Tatiana Kastouéva-Jean, directrice du Centre Russie-Eurasie, à l’Institut français des relations internationales, y voit un « signal », mais se garde de parler d’un « vrai réchauffement diplomatique » entre Moscou et Paris. La grâce accordée, jeudi 8 janvier, par Vladimir Poutine, au chercheur français Laurent Vinatier, détenu pendant plus de dix-huit mois en Russie, après son arrestation en juin 2024, intervient alors que les relations entre les deux capitales sont glaciales, sans toutefois être rompues.

Près de quatre ans après le déclenchement de la guerre en Ukraine, Emmanuel Macron a sobrement salué le retour en France, le 8 janvier, de ce spécialiste de l’espace postsoviétique.
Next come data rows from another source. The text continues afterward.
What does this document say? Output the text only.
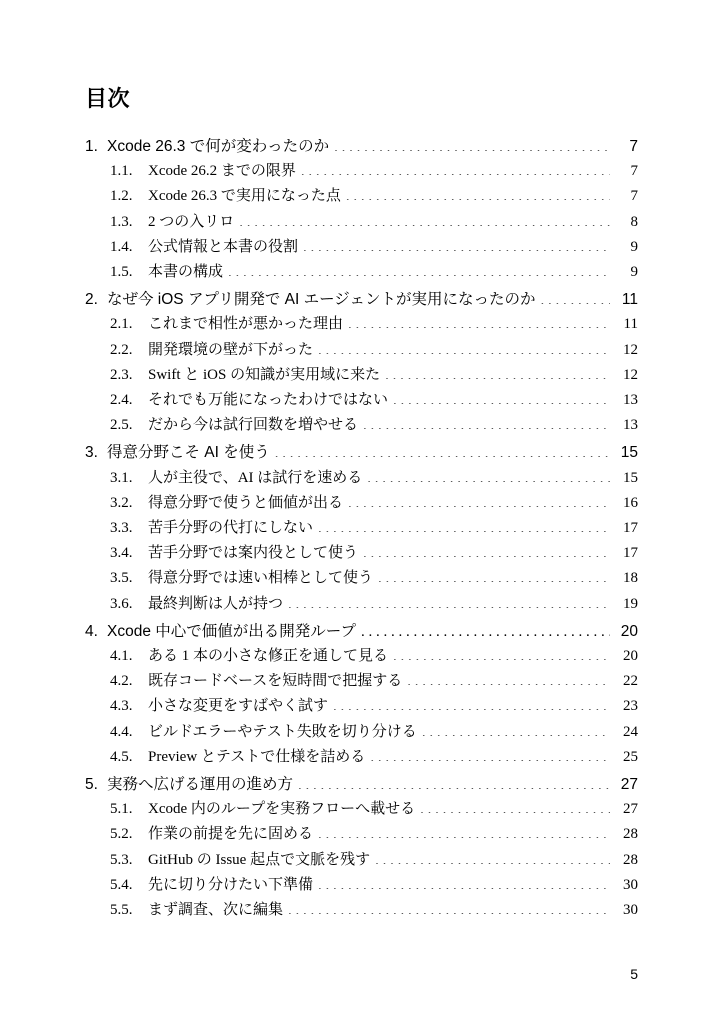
目次
1. Xcode 26.3 で何が変わったのか . . .	7
1.1.	Xcode 26.2 までの限界 . . .	7
1.2.	Xcode 26.3 で実用になった点 . . .	7
1.3.	2 つの入リロ . . .	8
1.4.	公式情報と本書の役割 . . .	9
1.5.	本書の構成 . . .	9
2. なぜ今 iOS アプリ開発で AI エージェントが実用になったのか . . .	11
2.1.	これまで相性が悪かった理由 . . .	11
2.2.	開発環境の壁が下がった . . .	12
2.3.	Swift と iOS の知識が実用域に来た . . .	12
2.4.	それでも万能になったわけではない . . .	13
2.5.	だから今は試行回数を増やせる . . .	13
3. 得意分野こそ AI を使う . . .	15
3.1.	人が主役で、AI は試行を速める . . .	15
3.2.	得意分野で使うと価値が出る . . .	16
3.3.	苦手分野の代打にしない . . .	17
3.4.	苦手分野では案内役として使う . . .	17
3.5.	得意分野では速い相棒として使う . . .	18
3.6.	最終判断は人が持つ . . .	19
4. Xcode 中心で価値が出る開発ループ . . .	20
4.1.	ある 1 本の小さな修正を通して見る . . .	20
4.2.	既存コードベースを短時間で把握する . . .	22
4.3.	小さな変更をすばやく試す . . .	23
4.4.	ビルドエラーやテスト失敗を切り分ける . . .	24
4.5.	Preview とテストで仕様を詰める . . .	25
5. 実務へ広げる運用の進め方 . . .	27
5.1.	Xcode 内のループを実務フローへ載せる . . .	27
5.2.	作業の前提を先に固める . . .	28
5.3.	GitHub の Issue 起点で文脈を残す . . .	28
5.4.	先に切り分けたい下準備 . . .	30
5.5.	まず調査、次に編集 . . .	30
5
Sur X, le chef de l’Etat a dit partager le « soulagement de sa famille et de ses proches », tout en s’abstenant de remercier son homologue russe. A Paris, Laurent Vinatier a été accueilli dans un premier temps par le ministre des affaires étrangères, Jean-Noël Barrot, au quai d’Orsay.
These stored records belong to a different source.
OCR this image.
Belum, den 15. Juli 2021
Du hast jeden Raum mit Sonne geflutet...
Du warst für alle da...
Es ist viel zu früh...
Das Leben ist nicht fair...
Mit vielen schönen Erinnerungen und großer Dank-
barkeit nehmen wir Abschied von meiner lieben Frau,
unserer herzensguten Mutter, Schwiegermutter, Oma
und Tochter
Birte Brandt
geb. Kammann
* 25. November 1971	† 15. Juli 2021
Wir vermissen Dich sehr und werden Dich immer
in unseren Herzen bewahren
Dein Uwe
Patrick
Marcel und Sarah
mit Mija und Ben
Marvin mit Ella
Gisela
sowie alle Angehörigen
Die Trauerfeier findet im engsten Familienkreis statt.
La retenue des autorités françaises est d’autant plus grande que les négociations engagées sous l’égide de l’administration Trump pour tenter de mettre un terme au conflit en Ukraine piétinent, principalement en raison de l’intransigeance du chef du Kremlin. A Paris comme à Berlin ou à Londres, on estime que Vladimir Poutine cherche à pousser son avantage sur le terrain et ne se préoccupe guère des concessions requises pour un accord de paix. Dans la nuit de jeudi à vendredi, la Russie a d’ailleurs mené des bombardements d’ampleur sur l’Ukraine, où les autorités ont fait état d’au moins quatre morts à Kiev et d’une frappe de missile à vitesse hypersonique dans l’Ouest.